NEWS.BUSURNABIRE.ID -Nabire | Kegiatan penanaman jagung serentak kuartal IV Tahun 2025 resmi dilaksanakan di seluruh Indonesia, sebagai bagian dari program nasional yang dicanangkan oleh Presiden Republik Indonesia untuk memperkuat ketahanan pangan dan mendukung swasembada pangan nasional selasa 8/10/2025
Di wilayah Papua Tengah, kegiatan ini dipusatkan di Legari SP2, Kabupaten Nabire, dan dipimpin langsung oleh Kapolda Papua Tengah, Brigjen Pol Alfred Papare, S.I.K.. Keterlibatan Polri dalam kegiatan ini menjadi wujud nyata dukungan terhadap kebijakan Presiden yang menekankan pentingnya kemandirian pangan di seluruh daerah.

“Keterlibatan Polri dalam program penanaman jagung ini merupakan bentuk dukungan terhadap program Bapak Presiden. Mulai dari tingkat pusat hingga daerah, seluruh anggota Polri diperintahkan untuk ikut berpartisipasi,” ujar Brigjen Pol Alfred Papare saat memimpin kegiatan di Nabire.
Dalam pelaksanaan penanaman jagung serentak di Legari SP2, jajaran Polda Papua Tengah menanam bibit jagung di lahan seluas satu hektare sebagai tahap awal. Brigjen Papare menjelaskan bahwa kegiatan ini akan berlanjut dengan target tambahan empat hektare lahan lagi hingga akhir kuartal IV tahun 2025.
“Hari ini kita melaksanakan penanaman jagung serentak di seluruh Indonesia. Untuk wilayah Papua Tengah, kegiatan kita pusatkan di Legari SP2 Nabire. Saat ini kita mulai dari satu hektare dan ke depan akan ditambah hingga lima hektare,” jelas Kapolda Papua Tengah.
Lebih lanjut, Brigjen Papare menegaskan bahwa Polri sejalan dengan visi Presiden dalam menciptakan panen jagung yang melimpah dan berkelanjutan, khususnya di daerah yang memiliki potensi pertanian tinggi seperti Nabire.

“Harapan kita sama dengan Bapak Presiden, agar panen jagung dapat melimpah.
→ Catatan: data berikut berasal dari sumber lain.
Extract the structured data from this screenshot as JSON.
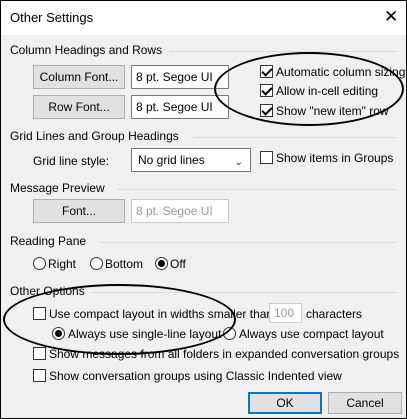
{
  "window": {
    "title": "Other Settings",
    "close_glyph": "✕"
  },
  "column_headings": {
    "group_label": "Column Headings and Rows",
    "column_font_button": "Column Font...",
    "column_font_value": "8 pt. Segoe UI",
    "row_font_button": "Row Font...",
    "row_font_value": "8 pt. Segoe UI",
    "options": [
      {
        "label": "Automatic column sizing",
        "checked": true
      },
      {
        "label": "Allow in-cell editing",
        "checked": true
      },
      {
        "label": "Show \"new item\" row",
        "checked": true
      }
    ]
  },
  "grid_lines": {
    "group_label": "Grid Lines and Group Headings",
    "style_label": "Grid line style:",
    "style_value": "No grid lines",
    "show_in_groups_label": "Show items in Groups",
    "show_in_groups_checked": false
  },
  "message_preview": {
    "group_label": "Message Preview",
    "font_button": "Font...",
    "font_value": "8 pt. Segoe UI"
  },
  "reading_pane": {
    "group_label": "Reading Pane",
    "options": [
      {
        "label": "Right",
        "selected": false
      },
      {
        "label": "Bottom",
        "selected": false
      },
      {
        "label": "Off",
        "selected": true
      }
    ]
  },
  "other_options": {
    "group_label": "Other Options",
    "compact_layout_label": "Use compact layout in widths smaller than",
    "compact_layout_checked": false,
    "compact_width_value": "100",
    "characters_label": "characters",
    "single_line_label": "Always use single-line layout",
    "single_line_selected": true,
    "compact_always_label": "Always use compact layout",
    "compact_always_selected": false,
    "show_all_folders_label": "Show messages from all folders in expanded conversation groups",
    "show_all_folders_checked": false,
    "classic_indented_label": "Show conversation groups using Classic Indented view",
    "classic_indented_checked": false
  },
  "footer": {
    "ok_label": "OK",
    "cancel_label": "Cancel"
  }
}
Nabire memiliki potensi besar untuk pengembangan komoditas jagung, terlebih dengan dukungan Bulog yang siap menampung hasil panen petani,” tambahnya.
Kapolda juga memberikan apresiasi kepada Pemerintah Kabupaten Nabire atas dukungan dan partisipasi aktif dalam kegiatan tersebut. Menurutnya, sinergi antara Polri, pemerintah daerah, dan masyarakat menjadi faktor penting dalam memperkuat ketahanan pangan serta meningkatkan kesejahteraan petani lokal.
Kegiatan penanaman jagung serentak di Legari SP2 Nabire ini diharapkan menjadi contoh nyata kolaborasi lintas sektor dalam mewujudkan swasembada pangan tahun 2025, sekaligus memperkuat ekonomi masyarakat Papua Tengah.